I use journald whenever I feel my blood pressure getting too low.

It's slow, truncates lines, and doesn't work well at all with less. It's almost like Pottering created it so that pulseaudio wouldn't be his worst program anymore.

One convenience of journald is that it exposes a single place to plug in log collection for observability tooling

opentelemetry-collector, promtail, and so on have native plugins for it, which makes aggregation easier to setup

Most tools have "tail this plaintext file" as well, but if it's all flowing to journald, setting up log collection ends up being that much simpler

That is what syslogd has been doing since forever. Journald actually made this harder due to not supporting the established syslog protocol.
And a lot of software don't use syslog because it's easier to print to stderr/stdout or some random log file. Journald makes it easier to capture everything no matter what the software does, including the established syslog protocol, so I don't even see your point.

If everything on your machine uses syslog, journald is a drop in replacement for the dozen of possible syslogd implementations.

journald isn't drop-in because it only saves logs locally. syslog also is a protocol to send your logs to a log-server.

And the usual syslog APIs are 2 lines: Initialize with openlog(stream, process_name, flags) and after that do syslog(urgency, message). That is on par with stderr/stdout, and far simpler than handling your own logfiles. Except if you use log4$yourlanguage or something, then everything is just the same, you just configure a different destination.

And if you can't change your code to not use stdout/stderr, you can easily do yourcode | logger -t yourcode -p daemon.info 2| logger -t yourcode -p daemon.err

Pipe it into lnav eg:

journalctl -b | lnav

or use -f instead of -b for follow instead of everything since boot.
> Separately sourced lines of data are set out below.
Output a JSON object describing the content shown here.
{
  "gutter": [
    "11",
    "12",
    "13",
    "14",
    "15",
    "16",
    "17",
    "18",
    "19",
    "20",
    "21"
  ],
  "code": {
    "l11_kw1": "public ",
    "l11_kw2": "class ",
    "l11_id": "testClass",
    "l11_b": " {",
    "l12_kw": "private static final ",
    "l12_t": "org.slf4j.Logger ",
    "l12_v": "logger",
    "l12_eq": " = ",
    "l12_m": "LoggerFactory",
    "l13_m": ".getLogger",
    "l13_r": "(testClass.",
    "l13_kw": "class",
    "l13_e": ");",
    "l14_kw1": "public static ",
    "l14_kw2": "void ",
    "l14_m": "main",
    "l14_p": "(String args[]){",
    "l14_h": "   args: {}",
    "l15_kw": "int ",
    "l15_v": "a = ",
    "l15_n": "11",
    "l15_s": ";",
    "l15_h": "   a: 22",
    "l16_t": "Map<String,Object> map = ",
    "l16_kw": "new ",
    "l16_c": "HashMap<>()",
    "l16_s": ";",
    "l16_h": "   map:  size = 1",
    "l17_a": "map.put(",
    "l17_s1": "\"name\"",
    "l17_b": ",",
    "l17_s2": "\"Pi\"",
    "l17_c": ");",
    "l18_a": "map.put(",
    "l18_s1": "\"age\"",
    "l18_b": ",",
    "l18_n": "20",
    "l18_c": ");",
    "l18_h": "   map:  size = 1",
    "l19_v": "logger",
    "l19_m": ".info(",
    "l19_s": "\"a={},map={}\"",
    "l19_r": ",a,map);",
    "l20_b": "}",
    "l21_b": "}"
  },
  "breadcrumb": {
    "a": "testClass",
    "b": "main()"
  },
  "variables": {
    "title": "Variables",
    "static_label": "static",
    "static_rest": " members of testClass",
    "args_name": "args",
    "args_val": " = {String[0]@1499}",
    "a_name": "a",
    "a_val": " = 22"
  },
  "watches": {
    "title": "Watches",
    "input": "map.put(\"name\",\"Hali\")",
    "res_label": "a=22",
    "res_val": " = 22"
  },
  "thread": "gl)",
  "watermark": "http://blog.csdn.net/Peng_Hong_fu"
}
Now you have a colourised journal and the power of lnav.

I architected and built our entire log-ingestion pipeline for intrusion detection on it, at Square.

I built a small Ruby wrapper around the C API. Then I used that to slurp all the logs, periodically writing the current log ID to disk. Those logs went out onto a pubsub queue, where they were ingested into both BigQuery for long-term storage / querying, and into our alerting pipeline for real-time detection.
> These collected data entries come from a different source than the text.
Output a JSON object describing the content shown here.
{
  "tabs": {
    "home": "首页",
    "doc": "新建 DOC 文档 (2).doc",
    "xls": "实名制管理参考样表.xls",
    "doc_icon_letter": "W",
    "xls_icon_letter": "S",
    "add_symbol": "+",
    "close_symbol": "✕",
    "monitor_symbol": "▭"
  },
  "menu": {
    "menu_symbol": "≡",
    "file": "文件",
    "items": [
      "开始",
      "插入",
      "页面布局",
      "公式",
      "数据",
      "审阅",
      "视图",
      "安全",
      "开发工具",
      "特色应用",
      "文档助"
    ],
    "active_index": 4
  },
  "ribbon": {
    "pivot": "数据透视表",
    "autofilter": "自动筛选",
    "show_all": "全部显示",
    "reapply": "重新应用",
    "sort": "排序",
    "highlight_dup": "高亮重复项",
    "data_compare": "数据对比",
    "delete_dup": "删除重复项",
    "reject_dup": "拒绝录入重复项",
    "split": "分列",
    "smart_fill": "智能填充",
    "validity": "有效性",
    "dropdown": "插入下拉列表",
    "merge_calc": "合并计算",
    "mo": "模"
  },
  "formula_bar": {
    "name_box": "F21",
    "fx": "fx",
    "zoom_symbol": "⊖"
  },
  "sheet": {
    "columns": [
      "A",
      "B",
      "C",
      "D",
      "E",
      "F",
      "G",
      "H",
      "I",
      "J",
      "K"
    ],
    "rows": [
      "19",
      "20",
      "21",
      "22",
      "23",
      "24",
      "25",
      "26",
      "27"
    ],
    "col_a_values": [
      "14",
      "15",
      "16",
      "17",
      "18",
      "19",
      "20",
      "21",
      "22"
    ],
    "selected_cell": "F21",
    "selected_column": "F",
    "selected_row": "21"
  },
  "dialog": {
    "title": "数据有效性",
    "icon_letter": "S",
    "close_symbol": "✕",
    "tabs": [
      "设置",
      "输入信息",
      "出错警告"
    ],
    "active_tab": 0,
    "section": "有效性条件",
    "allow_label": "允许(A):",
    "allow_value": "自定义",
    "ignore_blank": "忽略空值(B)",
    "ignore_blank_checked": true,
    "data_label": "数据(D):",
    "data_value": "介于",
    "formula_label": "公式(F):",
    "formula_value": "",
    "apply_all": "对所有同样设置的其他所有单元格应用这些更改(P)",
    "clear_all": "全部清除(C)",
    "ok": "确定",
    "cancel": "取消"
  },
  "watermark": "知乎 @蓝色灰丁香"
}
Thanks to journald, all the logs were structured and we were able to keep a bunch of trusted metadata like timestamp, PID, UID, the binary responsible, etc. (basically anything with an underscore prefix) separate from the log message all the way to BigQuery. No parsing, and you get free isolation of the trusted bits of metadata never intermingling with user-controlled attributes.
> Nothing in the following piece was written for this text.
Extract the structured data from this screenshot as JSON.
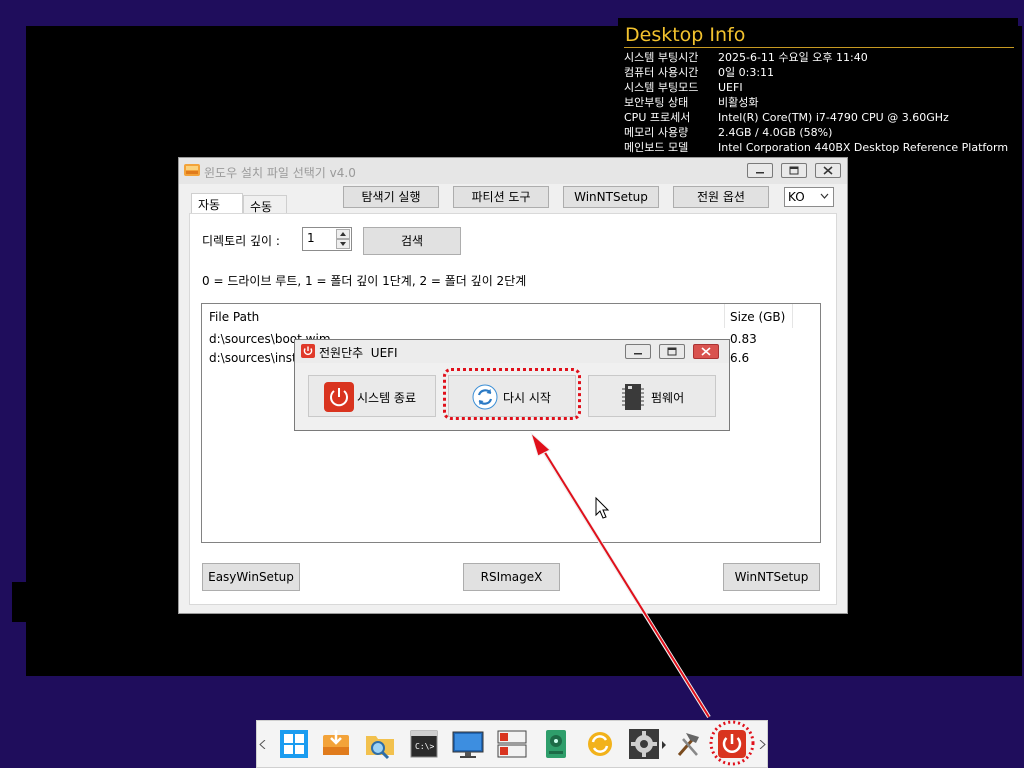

Compared to trying to durably tail a bunch of syslog files, or having a few SPOF syslog servers that everyone forwarded to, or implementing syslog plugins, this was basically the Promised Land for us. I think we went from idea to execution in maybe a month or two (I say “we” but really this was “me”) and rolled it out as a local daemon to the entire fleet of thousands. It has received—I think—one patch release in its six+ year lifetime, and still sits there quietly collecting everything to be shipped off-host.

The only issue we’ve ever really ran into that I never figured out is a handful of times per year (across a fleet of thousands) the journald database corrupted and you couldn’t resume collecting from the saved message ID. But we were also on an absolutely ancient version of RHEL, and I suspect anything newer probably fixed that bug. We just caught the error and restarted from an earlier timestamp. We built the whole thing around at-least-once delivery so having duplicates enter the pipeline didn’t really matter.

Damn, honestly at this point I’m wishing I’d pushed to open source it.

Ironically, actually, I did write a syslog server that also forwarded into this pipeline since we had network hardware we couldn’t install custom services onto but you could point them at syslog. I also wrote this in Ruby, using the new (at the time) Fibers (“real” concurrency) feature. The main thread fired up four background threads for listening (UDP, UDP/DTLS, TCP, TCP/TLS), and each of those would hand off clients to a dedicated per-connection worker thread for message parsing. Once parsed they went onto one more background thread for collecting and sending to PubSub. Even in Ruby it could handle gazillions of messages without breaking a sweat. Fun times.

Since I’m rambling, we also made cool use of zstd’s pre-trained dictionary feature. Log messages are small and very uniform so they were perfect for it. By pre-sharing a dictionary optimized for our specific data with both ends of the pubsub queue, we got something like 90%–95% compression rates. Given the many terabytes of logs we were schlepping from our datacenters to GCP, this was a pretty nice bit of savings.

For debugging my desktop:

    journalctl --follow --tail --no-trunc -b 0
For anything else: export to a syslog server, which basically any tool that matters will support in some fashion.
journalctl: unrecognized option '--tail'
Well, everyone and noone uses journald. The usual way to log is journald -> (r)syslogd -> remote log destination(s). I've never actually seen any other way.

The preferred journald way of "fetch your logs periodically" wouldn't pass any audit and doesn't work with any kind of log processing software that people use.

I use it everyday?
Cloudwatch fucking sucks.

Plenty of log shippers can slurp journald. (Fluentd, filebeat, vector)

Even ChromeOS uses it, even on devices that still use Upstart.

> Even ChromeOS uses it, even on devices that still use Upstart.

I was curious about this, because I thought journald hard required systemd as pid 1, so I did a search, which promptly turned up https://www.chromium.org/chromium-os/developer-library/refer... -

> Jounald is deprecated and is about to be removed.

Hmm couldn't exactly tell when it was removed, but it looks like it lasted maybe 3-4 years. This is the commit that added it to the upstart config.

https://chromium.googlesource.com/chromiumos/platform2/+/870...

Fascinating. An initscript for journald is a special kind of cursed that I didn't expect to read today:)
You're being downvoted but you're absolutely right. The fact that Cloudwatch doesn't support journald is a major, major fail on AWS' part. It's not like this is new or obscure software.
I'm just surprised anyone wants to use cloudwatch when they don't need to. It is expensive, and far from the best observability platform.
It's always there by default. That's the only reason I've ever seen it used.